Kaïtzà Camus mène son existence auprès de sa mère et sa famille paternelle. « Je n’ai pas ressenti de manque car je n’ai aucun souvenir avec mon père. Je disais qu’il était disparu. » Parfois, la petite fille s’invente une autre vie. « J’écrivais qu’il était kinésithérapeute quand on me demandait son métier. » C’est à la « fin de l’adolescence et à l’âge d’adulte » que les questions dans sa tête sont plus pressantes. « J’avais besoin de connaître les conditions de son décès pour tourner la page et avancer. » Elle fait donc appel à l’émission Perdu de vue, en vain. « Je n’ai jamais vraiment enquêté car, à l’époque, il n’y avait pas tous ces médias et les réseaux sociaux. »
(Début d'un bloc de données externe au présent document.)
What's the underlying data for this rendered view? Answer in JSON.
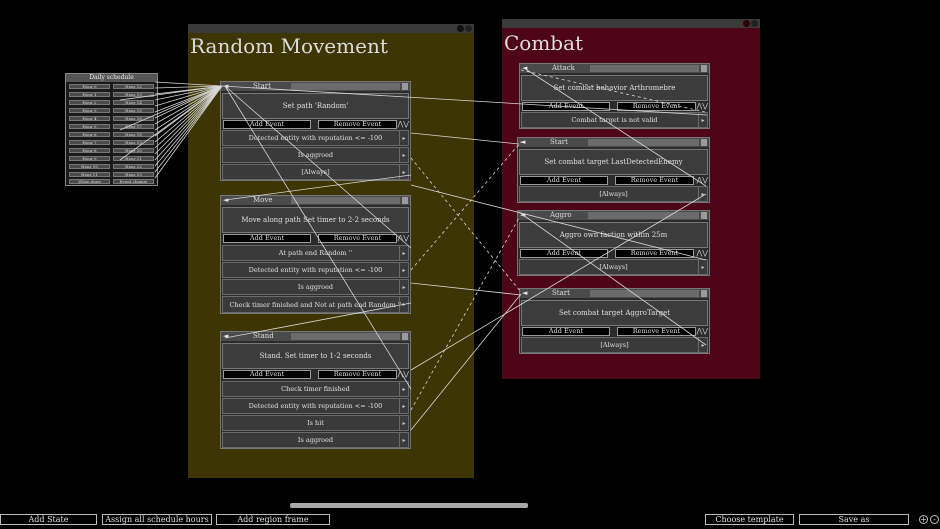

Une inattendue demande de passeport à son nom
C’est à la disparition de sa grand-mère paternelle à l’âge de 100 ans, en 2021, qu’un premier rebondissement bouleverse les certitudes de la famille. Alors que la succession est en train d’être étudiée par un notaire, Kaïtzà Camus apprend que le jugement d’absence de son père a été annulé en 2009. « À la mort de mon grand-père, une rapide enquête avait été menée pour le retrouver. Ce jugement signifiait que personne ne l’avait revu en Europe. » Mais, une demande de passeport a été réalisée à l’ambassade de France du Costa Rica au nom de Jean Camus. Il n’est donc pas décédé.
« Ma tante l’a appris par mail. Elle était sciée. Elle avait fait le deuil de son frère avec qui elle était très proche étant plus jeune. Elle me disait qu’il fallait rester prudentes car il pouvait s’agir d’une usurpation d’identité. Moi, j’étais sûre que c’était bien lui ». Mais sa « demande de passeport remontait à 2009 et nous étions en 2021, il pouvait être mort depuis ».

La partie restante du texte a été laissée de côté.